Le choix d'une approche de sécurité : détermine si la sécurité du réseau nécessite de : ne rien autoriser, n'autoriser que, autoriser tout sauf, ou tout autoriser.

Le choix des moyens nécessaires pour pallier aux défaillances de sécurité : il s'agit d'acheter le matériel et les logiciels appropriés aux besoins et à la politique adoptée.

LES MESURES DE SÉCURITÉ

La politique de sécurité doit englober l'ensemble du réseau informatique. La plupart des tentatives d'intrusions peuvent provenir (volontairement ou non) des utilisateurs autorisés. Pour cela, les mesures de sécurité doivent prendre en considération le réseau local, appelé LAN (Local Area Network), et le réseau externe connu sous le nom WAN (Wide Area Network).

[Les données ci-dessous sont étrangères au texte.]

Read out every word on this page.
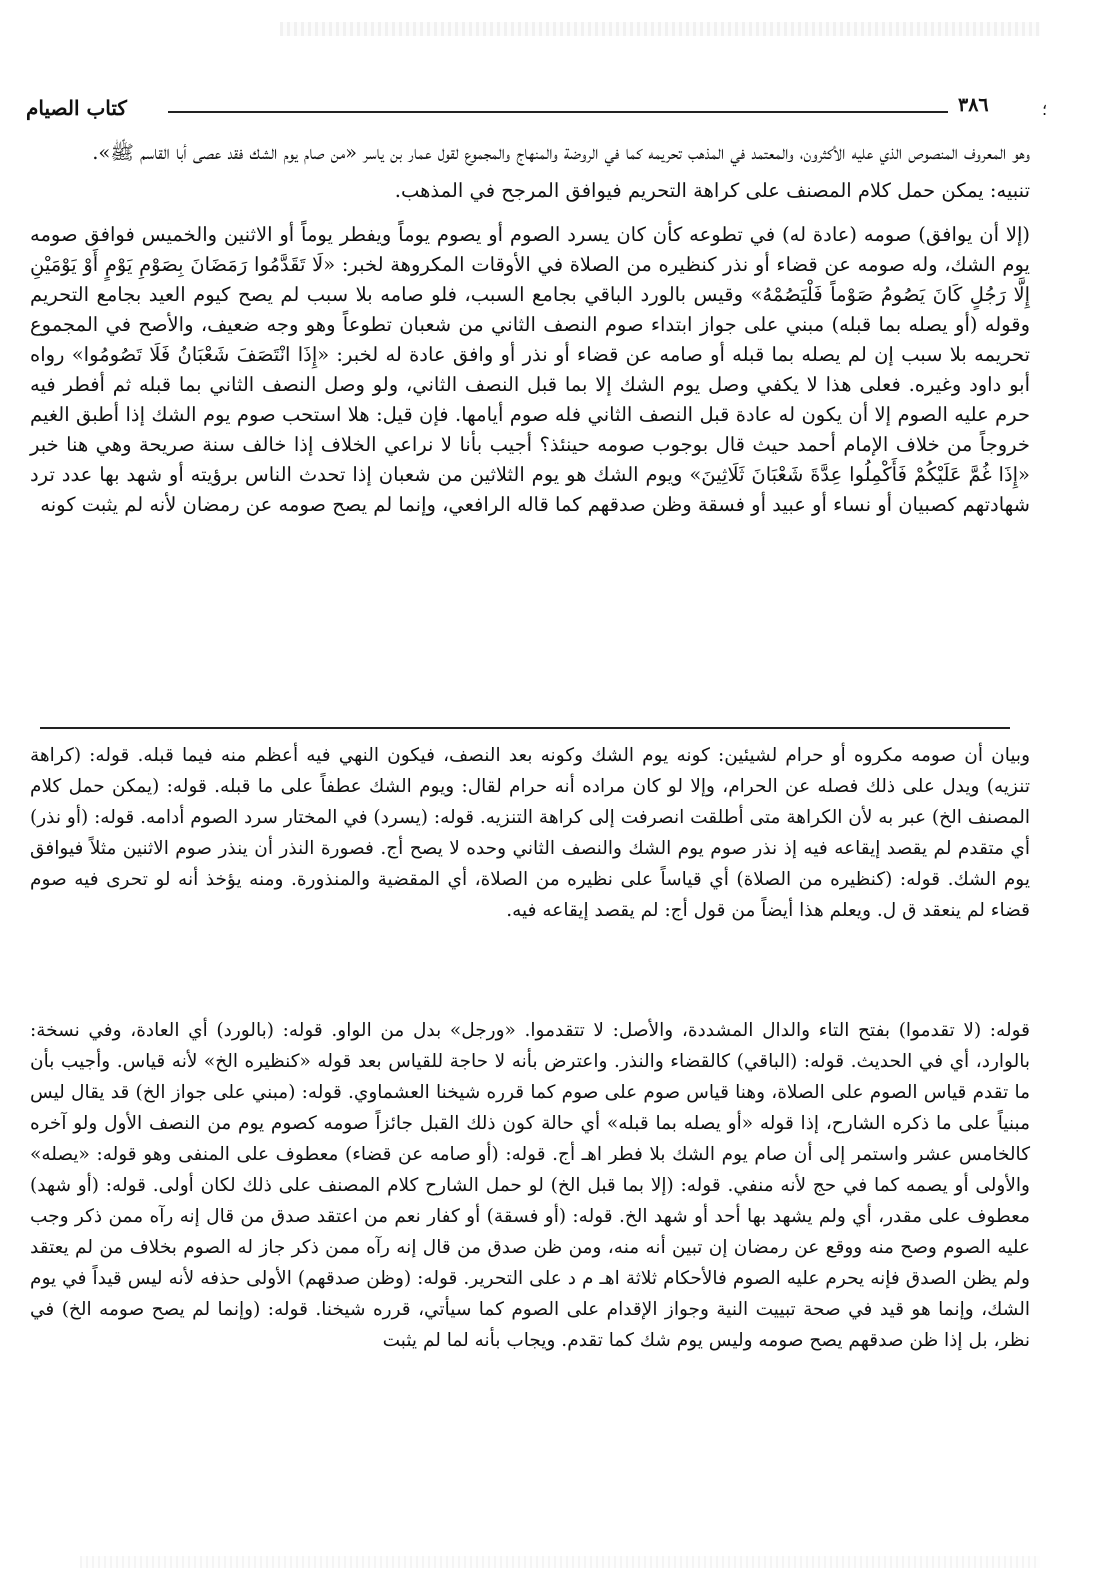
؛
٣٨٦
كتاب الصيام

وهو المعروف المنصوص الذي عليه الأكثرون، والمعتمد في المذهب تحريمه كما في الروضة والمنهاج والمجموع لقول عمار بن ياسر «من صام يوم الشك فقد عصى أبا القاسم ﷺ».

تنبيه: يمكن حمل كلام المصنف على كراهة التحريم فيوافق المرجح في المذهب.

(إلا أن يوافق) صومه (عادة له) في تطوعه كأن كان يسرد الصوم أو يصوم يوماً ويفطر يوماً أو الاثنين والخميس فوافق صومه يوم الشك، وله صومه عن قضاء أو نذر كنظيره من الصلاة في الأوقات المكروهة لخبر: «لَا تَقَدَّمُوا رَمَضَانَ بِصَوْمِ يَوْمٍ أَوْ يَوْمَيْنِ إِلَّا رَجُلٍ كَانَ يَصُومُ صَوْماً فَلْيَصُمْهُ» وقيس بالورد الباقي بجامع السبب، فلو صامه بلا سبب لم يصح كيوم العيد بجامع التحريم وقوله (أو يصله بما قبله) مبني على جواز ابتداء صوم النصف الثاني من شعبان تطوعاً وهو وجه ضعيف، والأصح في المجموع تحريمه بلا سبب إن لم يصله بما قبله أو صامه عن قضاء أو نذر أو وافق عادة له لخبر: «إِذَا انْتَصَفَ شَعْبَانُ فَلَا تَصُومُوا» رواه أبو داود وغيره. فعلى هذا لا يكفي وصل يوم الشك إلا بما قبل النصف الثاني، ولو وصل النصف الثاني بما قبله ثم أفطر فيه حرم عليه الصوم إلا أن يكون له عادة قبل النصف الثاني فله صوم أيامها. فإن قيل: هلا استحب صوم يوم الشك إذا أطبق الغيم خروجاً من خلاف الإمام أحمد حيث قال بوجوب صومه حينئذ؟ أجيب بأنا لا نراعي الخلاف إذا خالف سنة صريحة وهي هنا خبر «إِذَا غُمَّ عَلَيْكُمْ فَأَكْمِلُوا عِدَّةَ شَعْبَانَ ثَلَاثِينَ» ويوم الشك هو يوم الثلاثين من شعبان إذا تحدث الناس برؤيته أو شهد بها عدد ترد شهادتهم كصبيان أو نساء أو عبيد أو فسقة وظن صدقهم كما قاله الرافعي، وإنما لم يصح صومه عن رمضان لأنه لم يثبت كونه

وبيان أن صومه مكروه أو حرام لشيئين: كونه يوم الشك وكونه بعد النصف، فيكون النهي فيه أعظم منه فيما قبله. قوله: (كراهة تنزيه) ويدل على ذلك فصله عن الحرام، وإلا لو كان مراده أنه حرام لقال: ويوم الشك عطفاً على ما قبله. قوله: (يمكن حمل كلام المصنف الخ) عبر به لأن الكراهة متى أطلقت انصرفت إلى كراهة التنزيه. قوله: (يسرد) في المختار سرد الصوم أدامه. قوله: (أو نذر) أي متقدم لم يقصد إيقاعه فيه إذ نذر صوم يوم الشك والنصف الثاني وحده لا يصح أج. فصورة النذر أن ينذر صوم الاثنين مثلاً فيوافق يوم الشك. قوله: (كنظيره من الصلاة) أي قياساً على نظيره من الصلاة، أي المقضية والمنذورة. ومنه يؤخذ أنه لو تحرى فيه صوم قضاء لم ينعقد ق ل. ويعلم هذا أيضاً من قول أج: لم يقصد إيقاعه فيه.

قوله: (لا تقدموا) بفتح التاء والدال المشددة، والأصل: لا تتقدموا. «ورجل» بدل من الواو. قوله: (بالورد) أي العادة، وفي نسخة: بالوارد، أي في الحديث. قوله: (الباقي) كالقضاء والنذر. واعترض بأنه لا حاجة للقياس بعد قوله «كنظيره الخ» لأنه قياس. وأجيب بأن ما تقدم قياس الصوم على الصلاة، وهنا قياس صوم على صوم كما قرره شيخنا العشماوي. قوله: (مبني على جواز الخ) قد يقال ليس مبنياً على ما ذكره الشارح، إذا قوله «أو يصله بما قبله» أي حالة كون ذلك القبل جائزاً صومه كصوم يوم من النصف الأول ولو آخره كالخامس عشر واستمر إلى أن صام يوم الشك بلا فطر اهـ أج. قوله: (أو صامه عن قضاء) معطوف على المنفى وهو قوله: «يصله» والأولى أو يصمه كما في حج لأنه منفي. قوله: (إلا بما قبل الخ) لو حمل الشارح كلام المصنف على ذلك لكان أولى. قوله: (أو شهد) معطوف على مقدر، أي ولم يشهد بها أحد أو شهد الخ. قوله: (أو فسقة) أو كفار نعم من اعتقد صدق من قال إنه رآه ممن ذكر وجب عليه الصوم وصح منه ووقع عن رمضان إن تبين أنه منه، ومن ظن صدق من قال إنه رآه ممن ذكر جاز له الصوم بخلاف من لم يعتقد ولم يظن الصدق فإنه يحرم عليه الصوم فالأحكام ثلاثة اهـ م د على التحرير. قوله: (وظن صدقهم) الأولى حذفه لأنه ليس قيداً في يوم الشك، وإنما هو قيد في صحة تبييت النية وجواز الإقدام على الصوم كما سيأتي، قرره شيخنا. قوله: (وإنما لم يصح صومه الخ) في نظر، بل إذا ظن صدقهم يصح صومه وليس يوم شك كما تقدم. ويجاب بأنه لما لم يثبت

L'authentification des utilisateurs

Le premier niveau de sécurité à prendre en compte dans un LAN est l'utilisateur. Pour accéder aux ressources locales et réseaux, il devra s'identifier grâce à un nom d'utilisateur et à un mot de passe. Chaque utilisateur doit être unique dans son contexte et appartenir à au moins un groupe d'utilisateurs. Certaines règles sont à respecter :

Le nom d'utilisateur (Login) doit être significatif pour pouvoir identifier toutes les personnes. Plusieurs méthodes d'identification sont possibles. L'une d'entre elles consiste à associer la première lettre du prénom au nom complet de la personne. Par exemple, le nom d'utilisateur "rchbeir" est utilisé par l'utilisateur Richard CHBEIR. Par ailleurs, chaque système d'exploitation propose des comptes administrateurs (admin sous Novell, root sous Unix [3], et administrator sous Windows) capable de gérer les utilisateurs (création, attribution des droits et des fichiers, etc.).

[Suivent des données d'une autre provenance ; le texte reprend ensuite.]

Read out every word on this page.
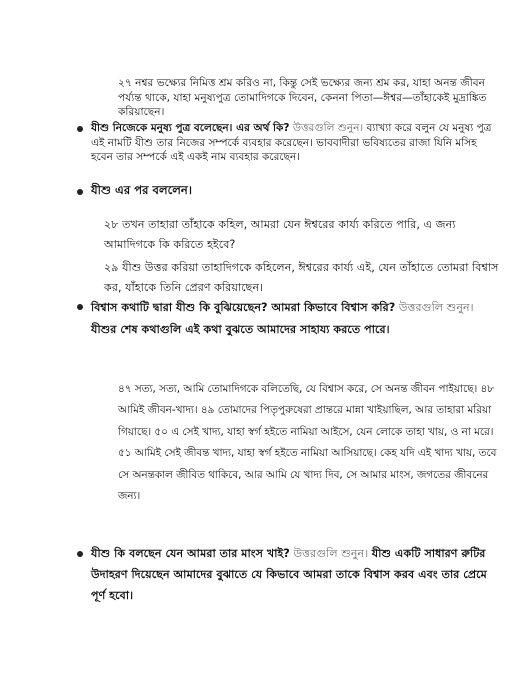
২৭ নশ্বর ভক্ষ্যের নিমিত্ত শ্রম করিও না, কিন্তু সেই ভক্ষ্যের জন্য শ্রম কর, যাহা অনন্ত জীবন পর্য্যন্ত থাকে, যাহা মনুষ্যপুত্র তোমাদিগকে দিবেন, কেননা পিতা—ঈশ্বর—তাঁহাকেই মুদ্রাঙ্কিত করিয়াছেন।

যীশু নিজেকে মনুষ্য পুত্র বলেছেন। এর অর্থ কি? উত্তরগুলি শুনুন। ব্যাখ্যা করে বলুন যে মনুষ্য পুত্র এই নামটি যীশু তার নিজের সম্পর্কে ব্যবহার করেছেন। ভাববাদীরা ভবিষ্যতের রাজা যিনি মসিহ হবেন তার সম্পর্কে এই একই নাম ব্যবহার করেছেন।
যীশু এর পর বললেন।

২৮ তখন তাহারা তাঁহাকে কহিল, আমরা যেন ঈশ্বরের কার্য্য করিতে পারি, এ জন্য আমাদিগকে কি করিতে হইবে?

২৯ যীশু উত্তর করিয়া তাহাদিগকে কহিলেন, ঈশ্বরের কার্য্য এই, যেন তাঁহাতে তোমরা বিশ্বাস কর, যাঁহাকে তিনি প্রেরণ করিয়াছেন।

বিশ্বাস কথাটি দ্বারা যীশু কি বুঝিয়েছেন? আমরা কিভাবে বিশ্বাস করি? উত্তরগুলি শুনুন। যীশুর শেষ কথাগুলি এই কথা বুঝতে আমাদের সাহায্য করতে পারে।

৪৭ সত্য, সত্য, আমি তোমাদিগকে বলিতেছি, যে বিশ্বাস করে, সে অনন্ত জীবন পাইয়াছে। ৪৮ আমিই জীবন-খাদ্য। ৪৯ তোমাদের পিতৃপুরুষেরা প্রান্তরে মান্না খাইয়াছিল, আর তাহারা মরিয়া গিয়াছে। ৫০ এ সেই খাদ্য, যাহা স্বর্গ হইতে নামিয়া আইসে, যেন লোকে তাহা খায়, ও না মরে। ৫১ আমিই সেই জীবন্ত খাদ্য, যাহা স্বর্গ হইতে নামিয়া আসিয়াছে। কেহ যদি এই খাদ্য খায়, তবে সে অনন্তকাল জীবিত থাকিবে, আর আমি যে খাদ্য দিব, সে আমার মাংস, জগতের জীবনের জন্য।

যীশু কি বলছেন যেন আমরা তার মাংস খাই? উত্তরগুলি শুনুন। যীশু একটি সাধারণ রুটির উদাহরণ দিয়েছেন আমাদের বুঝাতে যে কিভাবে আমরা তাকে বিশ্বাস করব এবং তার প্রেমে পূর্ণ হবো।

Le mot de passe (Password) doit être personnel et incessible. Certaines consignes peuvent rendre difficiles voire inefficaces les tentatives de connexion des pirates :

  • le mot de passe doit contenir au moins 8 caractères dont 2 numériques ;
  • le renouvellement périodique (mensuel si possible) du mot de passe ;
  • le cryptage des données pour rendre l'interception et la surveillance moins efficaces ;
  • la déconnexion et le blocage du système après un certain nombre de tentatives de connexion ;
  • l'interdiction de se connecter avec des comptes administrateurs sur des postes non sécurisés.

Les permissions d'accès

Afin de rendre votre politique de sécurité plus efficace, il faut établir convenablement les droits d'accès des utilisateurs et des groupes. L'installation standard des systèmes d'exploitation (Unix, Windows NT, Novell, etc.) n'est pas sécurisée en soi. Elle nécessite certaines manipulations. Quelques points fondamentaux cités ci-dessous peuvent apporter un niveau minimal de sécurité :

Sécurité des fichiers contenant les mots de passe : sous les systèmes Unix, deux fichiers sont à prendre en compte : le fichier des utilisateurs et leurs mots de passe : "/etc/passwd", et celui des groupes : "/etc/groups". Les deux fichiers cryptés sont accessibles à tous les utilisateurs, même "guest" ou "anonyme", sans quoi ces derniers ne pourraient pas se connecter. Ce qui les rend, malgré le cryptage, faciles à pirater. En effet, certains outils permettent de les décrypter. Pour remédier à cela, l'administrateur (root) peut exécuter la commande "shadow" permettant de transférer le contenu de ces deux fichiers dans un autre fichier inaccessible aux utilisateurs. D'autre part, sous Windows, la base de registre contenant les paramètres cryptés du système (system.dat) et des utilisateurs (user.dat) doit être protégée. Microsoft propose deux outils : "poledit" et "regedit" qui permettent de manipuler et de personnaliser entièrement le système. A l'aide de ces deux outils, vous pouvez minimiser les risques d'intrusions :

  1. En interdisant l'exécution de l'Explorateur Windows, des commandes MS-DOS et les outils de la base de registre (Poledit et regedit).
  2. En autorisant l'exécution d'une liste d'applications comme Winword, Excel, etc.
  3. En interdisant les modifications des paramètres de configuration (panneau de configuration, imprimante, etc.).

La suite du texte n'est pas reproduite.